Possibly. Much depends on which 'Hague' country proceedings are being heard. Under the Convention, a child's objection to being returned to his/her country of habitual residence, following proven child abduction, does constitute a defence, if proven, but no specific age is mentioned, and the mechanism provided for considering a minor's views, is subject to differing interpretation, according to domestic law. The child must be 'old' enough and 'mature' enough to have their views taken into consideration, and even if they are considered, they may not necessarily be upheld.

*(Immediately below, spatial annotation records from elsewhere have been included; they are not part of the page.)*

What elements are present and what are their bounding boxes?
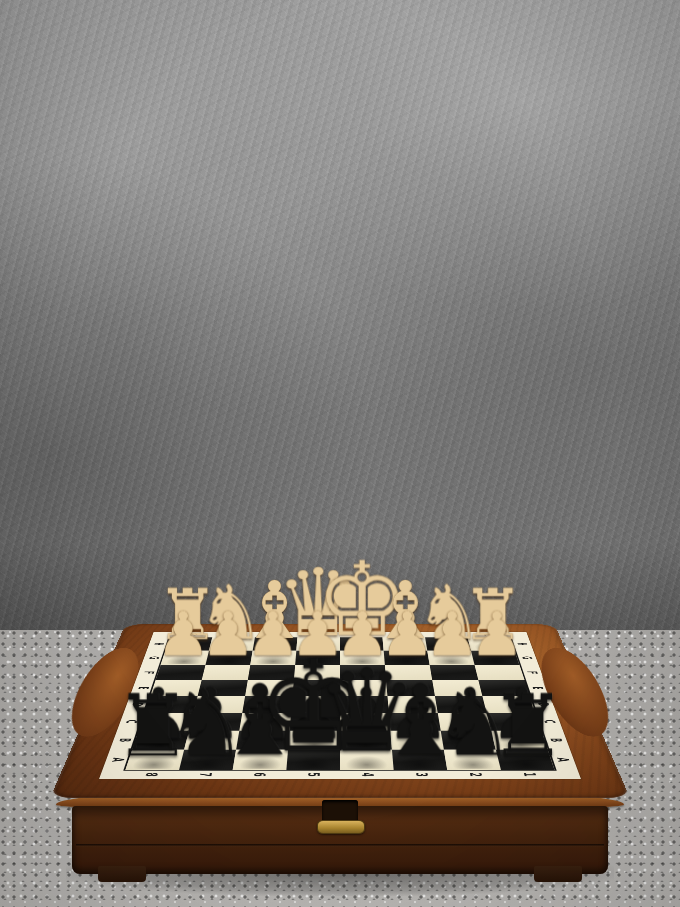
file-label: F (508, 670, 555, 675)
rank-label: 5 (302, 764, 323, 785)
file-label: C (105, 718, 157, 724)
file-label: H (136, 642, 181, 647)
rank-label: 5 (311, 628, 327, 641)
rank-label: 4 (353, 628, 369, 641)
file-label: B (529, 737, 583, 744)
ranks-near: 87654321 (122, 771, 557, 779)
rank-label: 6 (247, 764, 270, 785)
wall-background (0, 0, 680, 632)
file-label: A (535, 756, 590, 763)
file-label: G (504, 655, 550, 660)
rank-label: 7 (192, 764, 217, 785)
box-foot-right (534, 866, 582, 882)
rank-label: 7 (225, 628, 244, 641)
drawer-seam (76, 844, 604, 847)
wood-frame: HGFEDCBA HGFEDCBA 87654321 87654321 ♜♞♝♛… (50, 624, 630, 798)
file-label: D (518, 701, 568, 707)
file-label: C (523, 718, 575, 724)
file-label: G (130, 655, 176, 660)
rank-label: 3 (410, 764, 433, 785)
file-label: E (513, 685, 562, 691)
file-label: F (125, 670, 172, 675)
photo-scene: HGFEDCBA HGFEDCBA 87654321 87654321 ♜♞♝♛… (0, 0, 680, 907)
squares: ♜♞♝♛♚♝♞♜♟♟♟♟♟♟♟♟♟♟♟♟♟♟♟♟♜♞♝♚♛♝♞♜ (125, 637, 554, 770)
file-label: E (118, 685, 167, 691)
rank-label: 6 (268, 628, 285, 641)
file-label: A (90, 756, 145, 763)
file-label: B (98, 737, 152, 744)
file-label: H (499, 642, 544, 647)
board-face: HGFEDCBA HGFEDCBA 87654321 87654321 ♜♞♝♛… (99, 632, 581, 779)
chess-board-3d: HGFEDCBA HGFEDCBA 87654321 87654321 ♜♞♝♛… (50, 624, 630, 798)
brass-latch-icon (317, 820, 365, 834)
box-foot-left (98, 866, 146, 882)
file-label: D (112, 701, 162, 707)
rank-label: 2 (437, 628, 456, 641)
rank-label: 4 (357, 764, 378, 785)
rank-label: 3 (395, 628, 412, 641)
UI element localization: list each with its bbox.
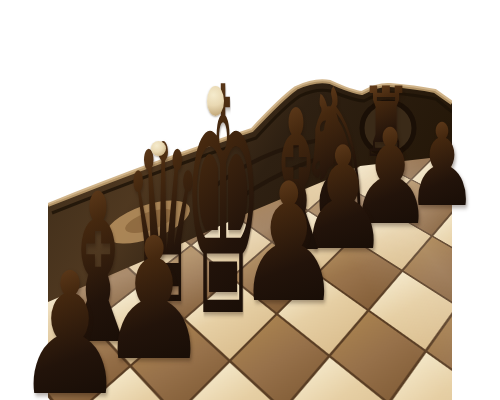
king-cream-finial [207, 86, 224, 116]
background-right-margin [452, 0, 500, 400]
chess-board [0, 69, 500, 400]
background-left-margin [0, 0, 48, 400]
chess-set-photo: ♜ ♞ ♟ ♟ ♟ ♝ ♛ ♟ ♚ ♝ ♟ ♟ [0, 0, 500, 400]
queen-cream-finial [151, 141, 166, 156]
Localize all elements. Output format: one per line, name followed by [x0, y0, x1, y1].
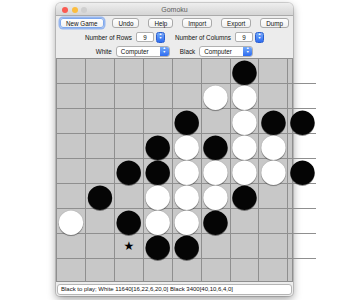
board-cell[interactable]	[86, 109, 115, 134]
board-cell[interactable]	[288, 234, 316, 259]
black-stone: ●	[115, 158, 143, 182]
status-bar: Black to play; White 11640[16,22,6,20,0]…	[57, 284, 292, 295]
board-cell[interactable]	[115, 59, 144, 84]
zoom-button[interactable]	[81, 7, 87, 13]
black-stone: ●	[86, 183, 114, 207]
board-cell[interactable]	[57, 59, 86, 84]
board-cell[interactable]	[259, 209, 288, 234]
white-player-value: Computer	[117, 48, 160, 55]
board-cell[interactable]	[57, 159, 86, 184]
board-cell[interactable]	[57, 134, 86, 159]
gomoku-window: Gomoku New Game Undo Help Import Export …	[56, 3, 293, 296]
board-cell[interactable]	[288, 209, 316, 234]
board-cell[interactable]	[115, 259, 144, 281]
traffic-lights	[62, 7, 87, 13]
board-cell[interactable]	[86, 259, 115, 281]
columns-field[interactable]: 9	[235, 32, 253, 42]
board-cell[interactable]	[86, 134, 115, 159]
board-cell[interactable]	[259, 259, 288, 281]
black-stone: ●	[115, 208, 143, 232]
minimize-button[interactable]	[72, 7, 78, 13]
board-cell[interactable]: ●	[288, 109, 316, 134]
dump-button[interactable]: Dump	[260, 18, 289, 28]
board-cell[interactable]: ●	[173, 234, 202, 259]
stepper-down-icon[interactable]: ▼	[159, 37, 162, 41]
board-cell[interactable]	[57, 259, 86, 281]
title-bar[interactable]: Gomoku	[56, 3, 293, 16]
board-cell[interactable]	[86, 84, 115, 109]
board-cell[interactable]	[144, 59, 173, 84]
undo-button[interactable]: Undo	[112, 18, 139, 28]
export-button[interactable]: Export	[221, 18, 251, 28]
board-cell[interactable]: ●	[202, 84, 231, 109]
board-cell[interactable]	[288, 59, 316, 84]
board-cell[interactable]	[115, 84, 144, 109]
white-label: White	[96, 48, 112, 55]
stepper-down-icon[interactable]: ▼	[258, 37, 261, 41]
window-title: Gomoku	[161, 6, 187, 13]
white-stone: ●	[57, 208, 85, 232]
black-stone: ●	[173, 233, 201, 257]
star-marker: ★	[123, 240, 134, 252]
board-cell[interactable]: ●	[115, 209, 144, 234]
board-cell[interactable]	[202, 259, 231, 281]
board-cell[interactable]	[231, 234, 260, 259]
board-cell[interactable]	[231, 259, 260, 281]
board-cell[interactable]	[86, 234, 115, 259]
board-cell[interactable]: ●	[144, 234, 173, 259]
board-cell[interactable]	[57, 84, 86, 109]
board-cell[interactable]	[259, 234, 288, 259]
rows-field[interactable]: 9	[136, 32, 154, 42]
board-cell[interactable]	[259, 59, 288, 84]
board-cell[interactable]: ●	[259, 159, 288, 184]
close-button[interactable]	[62, 7, 68, 13]
board-cell[interactable]: ●	[231, 184, 260, 209]
black-stone: ●	[144, 233, 172, 257]
board-cell[interactable]	[57, 109, 86, 134]
board-cell[interactable]: ●	[115, 159, 144, 184]
board-cell[interactable]: ●	[57, 209, 86, 234]
columns-stepper[interactable]: ▲ ▼	[255, 32, 264, 43]
board-cell[interactable]: ●	[202, 209, 231, 234]
white-player-select[interactable]: Computer ▲ ▼	[116, 46, 170, 57]
import-button[interactable]: Import	[182, 18, 212, 28]
rows-label: Number of Rows	[85, 34, 132, 41]
columns-label: Number of Columns	[175, 34, 231, 41]
black-stone: ●	[288, 108, 316, 132]
white-stone: ●	[259, 158, 287, 182]
toolbar: New Game Undo Help Import Export Dump	[56, 16, 293, 30]
white-stone: ●	[202, 83, 230, 107]
board-cell[interactable]	[173, 59, 202, 84]
rows-stepper[interactable]: ▲ ▼	[156, 32, 165, 43]
new-game-button[interactable]: New Game	[60, 18, 104, 28]
help-button[interactable]: Help	[148, 18, 173, 28]
board-cell[interactable]	[144, 84, 173, 109]
black-stone: ●	[202, 208, 230, 232]
board-cell[interactable]: ●	[288, 159, 316, 184]
board[interactable]: ●●●●●●●●●●●●●●●●●●●●●●●●●●●●●★●●	[56, 58, 293, 282]
board-cell[interactable]	[86, 59, 115, 84]
board-cell[interactable]: ●	[86, 184, 115, 209]
black-stone: ●	[231, 183, 259, 207]
size-settings-row: Number of Rows 9 ▲ ▼ Number of Columns 9…	[56, 30, 293, 44]
popup-arrows-icon: ▲ ▼	[160, 47, 169, 56]
board-cell[interactable]	[288, 259, 316, 281]
status-text: Black to play; White 11640[16,22,6,20,0]…	[61, 285, 233, 294]
black-stone: ●	[288, 158, 316, 182]
board-cell[interactable]	[115, 109, 144, 134]
black-label: Black	[180, 48, 195, 55]
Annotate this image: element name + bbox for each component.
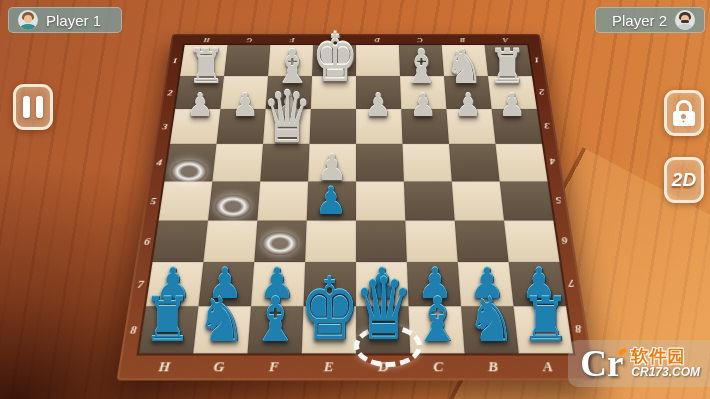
piece-black-bishop-c8[interactable]: ♝ bbox=[410, 289, 465, 351]
piece-black-pawn-e5[interactable]: ♟ bbox=[313, 182, 349, 220]
player1-bar: Player 1 bbox=[8, 7, 122, 33]
piece-white-king-e1[interactable]: ♚ bbox=[309, 24, 361, 91]
piece-black-knight-b8[interactable]: ♞ bbox=[464, 289, 519, 351]
square-d1[interactable] bbox=[356, 45, 400, 76]
coord-label-D: D bbox=[356, 356, 411, 379]
pause-icon bbox=[23, 96, 30, 118]
piece-black-rook-a8[interactable]: ♜ bbox=[518, 289, 573, 351]
player1-avatar-icon bbox=[18, 10, 38, 30]
square-b4[interactable] bbox=[449, 144, 500, 181]
piece-white-pawn-h2[interactable]: ♟ bbox=[185, 90, 215, 122]
move-hint-g5[interactable] bbox=[215, 195, 251, 218]
square-a5[interactable] bbox=[500, 181, 554, 220]
piece-white-pawn-d2[interactable]: ♟ bbox=[363, 90, 393, 122]
piece-black-king-e8[interactable]: ♚ bbox=[296, 266, 363, 352]
square-c5[interactable] bbox=[404, 181, 455, 220]
square-e3[interactable] bbox=[309, 109, 356, 144]
piece-white-pawn-c2[interactable]: ♟ bbox=[408, 90, 438, 122]
move-hint-f6[interactable] bbox=[262, 232, 298, 255]
coord-label-C: C bbox=[410, 356, 466, 379]
view-2d-label: 2D bbox=[672, 169, 696, 191]
watermark: Cr 软件园 CR173.COM bbox=[568, 340, 710, 387]
coord-label-E: E bbox=[301, 356, 356, 379]
coord-label-H: H bbox=[135, 356, 193, 379]
piece-white-pawn-g2[interactable]: ♟ bbox=[230, 90, 260, 122]
square-g1[interactable] bbox=[224, 45, 270, 76]
square-d5[interactable] bbox=[356, 181, 405, 220]
square-b5[interactable] bbox=[452, 181, 504, 220]
far-coord-label-D: D bbox=[356, 35, 399, 44]
square-d4[interactable] bbox=[356, 144, 404, 181]
pause-button[interactable] bbox=[13, 84, 53, 130]
piece-white-knight-b1[interactable]: ♞ bbox=[443, 44, 485, 91]
piece-black-bishop-f8[interactable]: ♝ bbox=[248, 289, 303, 351]
game-screen: HGFEDCBA HGFEDCBA 12345678 12345678 ♜♞♝♛… bbox=[0, 0, 710, 399]
square-a4[interactable] bbox=[496, 144, 548, 181]
coord-label-F: F bbox=[246, 356, 302, 379]
piece-white-rook-h1[interactable]: ♜ bbox=[185, 44, 227, 91]
player2-bar: Player 2 bbox=[595, 7, 705, 33]
square-c4[interactable] bbox=[403, 144, 452, 181]
square-h5[interactable] bbox=[159, 181, 213, 220]
piece-black-knight-g8[interactable]: ♞ bbox=[194, 289, 249, 351]
square-g4[interactable] bbox=[212, 144, 263, 181]
lock-icon bbox=[672, 100, 696, 126]
lock-button[interactable] bbox=[664, 90, 704, 136]
square-a6[interactable] bbox=[504, 220, 559, 262]
square-b6[interactable] bbox=[455, 220, 509, 262]
view-2d-button[interactable]: 2D bbox=[664, 157, 704, 203]
piece-white-pawn-a2[interactable]: ♟ bbox=[497, 90, 527, 122]
square-d6[interactable] bbox=[356, 220, 407, 262]
player2-name: Player 2 bbox=[612, 12, 667, 29]
square-f5[interactable] bbox=[257, 181, 308, 220]
piece-black-rook-h8[interactable]: ♜ bbox=[140, 289, 195, 351]
square-c6[interactable] bbox=[405, 220, 457, 262]
file-labels-near: HGFEDCBA bbox=[135, 356, 576, 379]
coord-label-G: G bbox=[190, 356, 247, 379]
piece-white-bishop-c1[interactable]: ♝ bbox=[400, 44, 442, 91]
move-hint-h4[interactable] bbox=[171, 160, 207, 183]
piece-white-rook-a1[interactable]: ♜ bbox=[486, 44, 528, 91]
watermark-site-domain: CR173.COM bbox=[631, 366, 700, 379]
piece-white-queen-f3[interactable]: ♛ bbox=[259, 82, 315, 154]
square-e6[interactable] bbox=[305, 220, 356, 262]
watermark-site-name: 软件园 bbox=[631, 348, 685, 366]
square-h6[interactable] bbox=[153, 220, 208, 262]
far-coord-label-G: G bbox=[228, 35, 271, 44]
player2-avatar-icon bbox=[675, 10, 695, 30]
coord-label-B: B bbox=[465, 356, 522, 379]
square-g6[interactable] bbox=[203, 220, 257, 262]
watermark-logo: Cr bbox=[580, 345, 623, 382]
player1-name: Player 1 bbox=[46, 12, 101, 29]
piece-white-pawn-b2[interactable]: ♟ bbox=[453, 90, 483, 122]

For example in 2010, in a Californian appeal case ( Escobar v. Flores)in the USA, the objections of an 8 year old were upheld, and it stated that no minimum age for the defence could be set, but in a 2013 2nd appeal level Canadian ruling , the objections of a 10 year old in RM v JS ,were not upheld. The Court of Appeal of Alberta, Canada, allowed the mother's appeal , ordering the minor's return to East Jerusalem, qualifying and restricting the defence under the Convention. In this case the parents were both Arab Moslems who had divorced under Sha'aria Court in 2008, in East Jerusalem, Israel and the child was held to have been wrongly retained by the father, at the end of summer visitation with the father, in Canada.